Some weights of the model checkpoint at microsoft/deberta-v3-small were not used when initializing DebertaV2ForSequenceClassification: ['mask_predictions.dense.weight', 'mask_predictions.dense.bias', 'lm_predictions.lm_head.LayerNorm.weight', 'mask_predictions.LayerNorm.bias', 'lm_predictions.lm_head.dense.weight', 'mask_predictions.LayerNorm.weight', 'mask_predictions.classifier.bias', 'lm_predictions.lm_head.bias', 'mask_predictions.classifier.weight', 'lm_predictions.lm_head.dense.bias', 'lm_predictions.lm_head.LayerNorm.bias']
- This IS expected if you are initializing DebertaV2ForSequenceClassification from the checkpoint of a model trained on another task or with another architecture (e.g. initializing a BertForSequenceClassification model from a BertForPreTraining model).
- This IS NOT expected if you are initializing DebertaV2ForSequenceClassification from the checkpoint of a model that you expect to be exactly identical (initializing a BertForSequenceClassification model from 

In [28]:
#Train our model - again lots of warnings - can ignore them
trainer.train();

You're using a DebertaV2TokenizerFast tokenizer. Please note that with a fast tokenizer, using the `__call__` method is faster than using a method to encode the text followed by a call to the `pad` method to get a padded encoding.

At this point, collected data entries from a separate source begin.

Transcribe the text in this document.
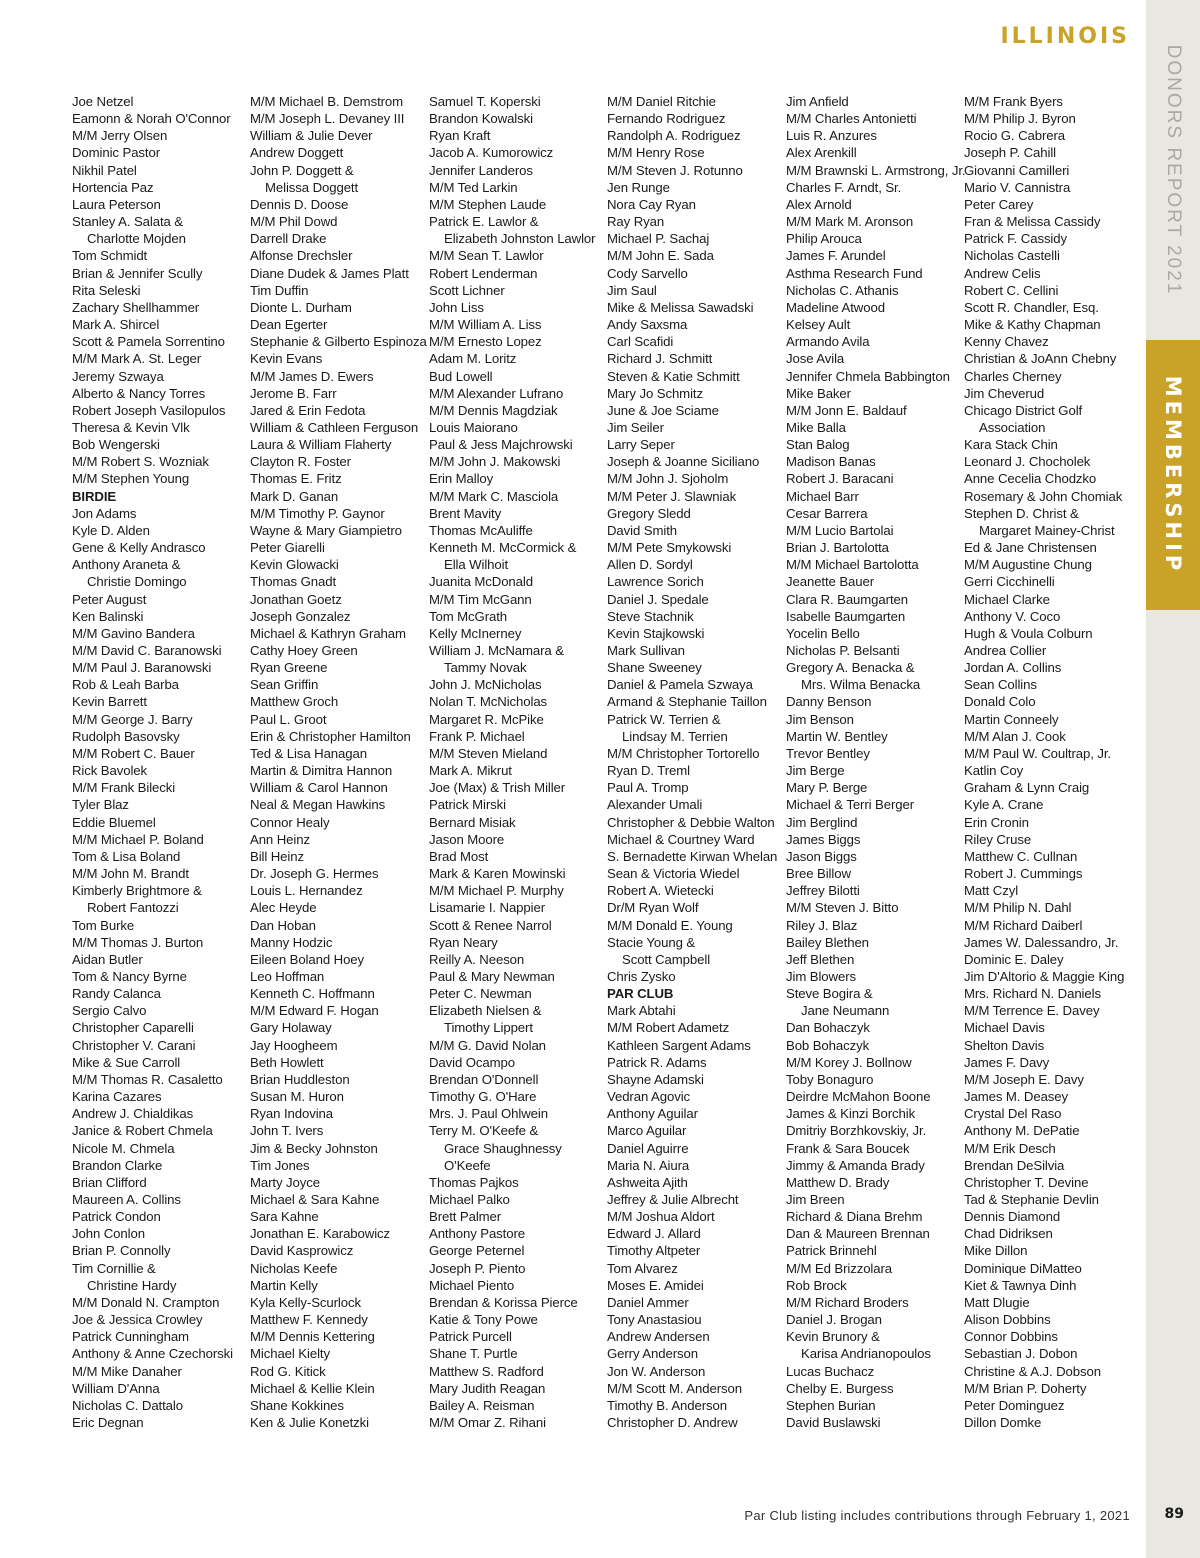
ILLINOIS
DONORS REPORT 2021
MEMBERSHIP
Joe Netzel
Eamonn & Norah O'Connor
M/M Jerry Olsen
Dominic Pastor
Nikhil Patel
Hortencia Paz
Laura Peterson
Stanley A. Salata &
Charlotte Mojden
Tom Schmidt
Brian & Jennifer Scully
Rita Seleski
Zachary Shellhammer
Mark A. Shircel
Scott & Pamela Sorrentino
M/M Mark A. St. Leger
Jeremy Szwaya
Alberto & Nancy Torres
Robert Joseph Vasilopulos
Theresa & Kevin Vlk
Bob Wengerski
M/M Robert S. Wozniak
M/M Stephen Young
BIRDIE
Jon Adams
Kyle D. Alden
Gene & Kelly Andrasco
Anthony Araneta &
Christie Domingo
Peter August
Ken Balinski
M/M Gavino Bandera
M/M David C. Baranowski
M/M Paul J. Baranowski
Rob & Leah Barba
Kevin Barrett
M/M George J. Barry
Rudolph Basovsky
M/M Robert C. Bauer
Rick Bavolek
M/M Frank Bilecki
Tyler Blaz
Eddie Bluemel
M/M Michael P. Boland
Tom & Lisa Boland
M/M John M. Brandt
Kimberly Brightmore &
Robert Fantozzi
Tom Burke
M/M Thomas J. Burton
Aidan Butler
Tom & Nancy Byrne
Randy Calanca
Sergio Calvo
Christopher Caparelli
Christopher V. Carani
Mike & Sue Carroll
M/M Thomas R. Casaletto
Karina Cazares
Andrew J. Chialdikas
Janice & Robert Chmela
Nicole M. Chmela
Brandon Clarke
Brian Clifford
Maureen A. Collins
Patrick Condon
John Conlon
Brian P. Connolly
Tim Cornillie &
Christine Hardy
M/M Donald N. Crampton
Joe & Jessica Crowley
Patrick Cunningham
Anthony & Anne Czechorski
M/M Mike Danaher
William D'Anna
Nicholas C. Dattalo
Eric Degnan
M/M Michael B. Demstrom
M/M Joseph L. Devaney III
William & Julie Dever
Andrew Doggett
John P. Doggett &
Melissa Doggett
Dennis D. Doose
M/M Phil Dowd
Darrell Drake
Alfonse Drechsler
Diane Dudek & James Platt
Tim Duffin
Dionte L. Durham
Dean Egerter
Stephanie & Gilberto Espinoza
Kevin Evans
M/M James D. Ewers
Jerome B. Farr
Jared & Erin Fedota
William & Cathleen Ferguson
Laura & William Flaherty
Clayton R. Foster
Thomas E. Fritz
Mark D. Ganan
M/M Timothy P. Gaynor
Wayne & Mary Giampietro
Peter Giarelli
Kevin Glowacki
Thomas Gnadt
Jonathan Goetz
Joseph Gonzalez
Michael & Kathryn Graham
Cathy Hoey Green
Ryan Greene
Sean Griffin
Matthew Groch
Paul L. Groot
Erin & Christopher Hamilton
Ted & Lisa Hanagan
Martin & Dimitra Hannon
William & Carol Hannon
Neal & Megan Hawkins
Connor Healy
Ann Heinz
Bill Heinz
Dr. Joseph G. Hermes
Louis L. Hernandez
Alec Heyde
Dan Hoban
Manny Hodzic
Eileen Boland Hoey
Leo Hoffman
Kenneth C. Hoffmann
M/M Edward F. Hogan
Gary Holaway
Jay Hoogheem
Beth Howlett
Brian Huddleston
Susan M. Huron
Ryan Indovina
John T. Ivers
Jim & Becky Johnston
Tim Jones
Marty Joyce
Michael & Sara Kahne
Sara Kahne
Jonathan E. Karabowicz
David Kasprowicz
Nicholas Keefe
Martin Kelly
Kyla Kelly-Scurlock
Matthew F. Kennedy
M/M Dennis Kettering
Michael Kielty
Rod G. Kitick
Michael & Kellie Klein
Shane Kokkines
Ken & Julie Konetzki
Samuel T. Koperski
Brandon Kowalski
Ryan Kraft
Jacob A. Kumorowicz
Jennifer Landeros
M/M Ted Larkin
M/M Stephen Laude
Patrick E. Lawlor &
Elizabeth Johnston Lawlor
M/M Sean T. Lawlor
Robert Lenderman
Scott Lichner
John Liss
M/M William A. Liss
M/M Ernesto Lopez
Adam M. Loritz
Bud Lowell
M/M Alexander Lufrano
M/M Dennis Magdziak
Louis Maiorano
Paul & Jess Majchrowski
M/M John J. Makowski
Erin Malloy
M/M Mark C. Masciola
Brent Mavity
Thomas McAuliffe
Kenneth M. McCormick &
Ella Wilhoit
Juanita McDonald
M/M Tim McGann
Tom McGrath
Kelly McInerney
William J. McNamara &
Tammy Novak
John J. McNicholas
Nolan T. McNicholas
Margaret R. McPike
Frank P. Michael
M/M Steven Mieland
Mark A. Mikrut
Joe (Max) & Trish Miller
Patrick Mirski
Bernard Misiak
Jason Moore
Brad Most
Mark & Karen Mowinski
M/M Michael P. Murphy
Lisamarie I. Nappier
Scott & Renee Narrol
Ryan Neary
Reilly A. Neeson
Paul & Mary Newman
Peter C. Newman
Elizabeth Nielsen &
Timothy Lippert
M/M G. David Nolan
David Ocampo
Brendan O'Donnell
Timothy G. O'Hare
Mrs. J. Paul Ohlwein
Terry M. O'Keefe &
Grace Shaughnessy
O'Keefe
Thomas Pajkos
Michael Palko
Brett Palmer
Anthony Pastore
George Peternel
Joseph P. Piento
Michael Piento
Brendan & Korissa Pierce
Katie & Tony Powe
Patrick Purcell
Shane T. Purtle
Matthew S. Radford
Mary Judith Reagan
Bailey A. Reisman
M/M Omar Z. Rihani
M/M Daniel Ritchie
Fernando Rodriguez
Randolph A. Rodriguez
M/M Henry Rose
M/M Steven J. Rotunno
Jen Runge
Nora Cay Ryan
Ray Ryan
Michael P. Sachaj
M/M John E. Sada
Cody Sarvello
Jim Saul
Mike & Melissa Sawadski
Andy Saxsma
Carl Scafidi
Richard J. Schmitt
Steven & Katie Schmitt
Mary Jo Schmitz
June & Joe Sciame
Jim Seiler
Larry Seper
Joseph & Joanne Siciliano
M/M John J. Sjoholm
M/M Peter J. Slawniak
Gregory Sledd
David Smith
M/M Pete Smykowski
Allen D. Sordyl
Lawrence Sorich
Daniel J. Spedale
Steve Stachnik
Kevin Stajkowski
Mark Sullivan
Shane Sweeney
Daniel & Pamela Szwaya
Armand & Stephanie Taillon
Patrick W. Terrien &
Lindsay M. Terrien
M/M Christopher Tortorello
Ryan D. Treml
Paul A. Tromp
Alexander Umali
Christopher & Debbie Walton
Michael & Courtney Ward
S. Bernadette Kirwan Whelan
Sean & Victoria Wiedel
Robert A. Wietecki
Dr/M Ryan Wolf
M/M Donald E. Young
Stacie Young &
Scott Campbell
Chris Zysko
PAR CLUB
Mark Abtahi
M/M Robert Adametz
Kathleen Sargent Adams
Patrick R. Adams
Shayne Adamski
Vedran Agovic
Anthony Aguilar
Marco Aguilar
Daniel Aguirre
Maria N. Aiura
Ashweita Ajith
Jeffrey & Julie Albrecht
M/M Joshua Aldort
Edward J. Allard
Timothy Altpeter
Tom Alvarez
Moses E. Amidei
Daniel Ammer
Tony Anastasiou
Andrew Andersen
Gerry Anderson
Jon W. Anderson
M/M Scott M. Anderson
Timothy B. Anderson
Christopher D. Andrew
Jim Anfield
M/M Charles Antonietti
Luis R. Anzures
Alex Arenkill
M/M Brawnski L. Armstrong, Jr.
Charles F. Arndt, Sr.
Alex Arnold
M/M Mark M. Aronson
Philip Arouca
James F. Arundel
Asthma Research Fund
Nicholas C. Athanis
Madeline Atwood
Kelsey Ault
Armando Avila
Jose Avila
Jennifer Chmela Babbington
Mike Baker
M/M Jonn E. Baldauf
Mike Balla
Stan Balog
Madison Banas
Robert J. Baracani
Michael Barr
Cesar Barrera
M/M Lucio Bartolai
Brian J. Bartolotta
M/M Michael Bartolotta
Jeanette Bauer
Clara R. Baumgarten
Isabelle Baumgarten
Yocelin Bello
Nicholas P. Belsanti
Gregory A. Benacka &
Mrs. Wilma Benacka
Danny Benson
Jim Benson
Martin W. Bentley
Trevor Bentley
Jim Berge
Mary P. Berge
Michael & Terri Berger
Jim Berglind
James Biggs
Jason Biggs
Bree Billow
Jeffrey Bilotti
M/M Steven J. Bitto
Riley J. Blaz
Bailey Blethen
Jeff Blethen
Jim Blowers
Steve Bogira &
Jane Neumann
Dan Bohaczyk
Bob Bohaczyk
M/M Korey J. Bollnow
Toby Bonaguro
Deirdre McMahon Boone
James & Kinzi Borchik
Dmitriy Borzhkovskiy, Jr.
Frank & Sara Boucek
Jimmy & Amanda Brady
Matthew D. Brady
Jim Breen
Richard & Diana Brehm
Dan & Maureen Brennan
Patrick Brinnehl
M/M Ed Brizzolara
Rob Brock
M/M Richard Broders
Daniel J. Brogan
Kevin Brunory &
Karisa Andrianopoulos
Lucas Buchacz
Chelby E. Burgess
Stephen Burian
David Buslawski
M/M Frank Byers
M/M Philip J. Byron
Rocio G. Cabrera
Joseph P. Cahill
Giovanni Camilleri
Mario V. Cannistra
Peter Carey
Fran & Melissa Cassidy
Patrick F. Cassidy
Nicholas Castelli
Andrew Celis
Robert C. Cellini
Scott R. Chandler, Esq.
Mike & Kathy Chapman
Kenny Chavez
Christian & JoAnn Chebny
Charles Cherney
Jim Cheverud
Chicago District Golf
Association
Kara Stack Chin
Leonard J. Chocholek
Anne Cecelia Chodzko
Rosemary & John Chomiak
Stephen D. Christ &
Margaret Mainey-Christ
Ed & Jane Christensen
M/M Augustine Chung
Gerri Cicchinelli
Michael Clarke
Anthony V. Coco
Hugh & Voula Colburn
Andrea Collier
Jordan A. Collins
Sean Collins
Donald Colo
Martin Conneely
M/M Alan J. Cook
M/M Paul W. Coultrap, Jr.
Katlin Coy
Graham & Lynn Craig
Kyle A. Crane
Erin Cronin
Riley Cruse
Matthew C. Cullnan
Robert J. Cummings
Matt Czyl
M/M Philip N. Dahl
M/M Richard Daiberl
James W. Dalessandro, Jr.
Dominic E. Daley
Jim D'Altorio & Maggie King
Mrs. Richard N. Daniels
M/M Terrence E. Davey
Michael Davis
Shelton Davis
James F. Davy
M/M Joseph E. Davy
James M. Deasey
Crystal Del Raso
Anthony M. DePatie
M/M Erik Desch
Brendan DeSilvia
Christopher T. Devine
Tad & Stephanie Devlin
Dennis Diamond
Chad Didriksen
Mike Dillon
Dominique DiMatteo
Kiet & Tawnya Dinh
Matt Dlugie
Alison Dobbins
Connor Dobbins
Sebastian J. Dobon
Christine & A.J. Dobson
M/M Brian P. Doherty
Peter Dominguez
Dillon Domke
Par Club listing includes contributions through February 1, 2021 89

Epoch,Training Loss,Validation Loss,Pearson
1,No log,0.025546,0.799359
2,No log,0.024128,0.821532
3,0.032400,0.022523,0.833313
4,0.032400,0.022396,0.835018


#### Key thing to notice is the "Pearson" value in the table above.
* It's increasing and is already above 0.8 (great news).
* On Kaggle, submissions are evaluated on the Pearson correlation coefficient between the predicted and actual similarity scores.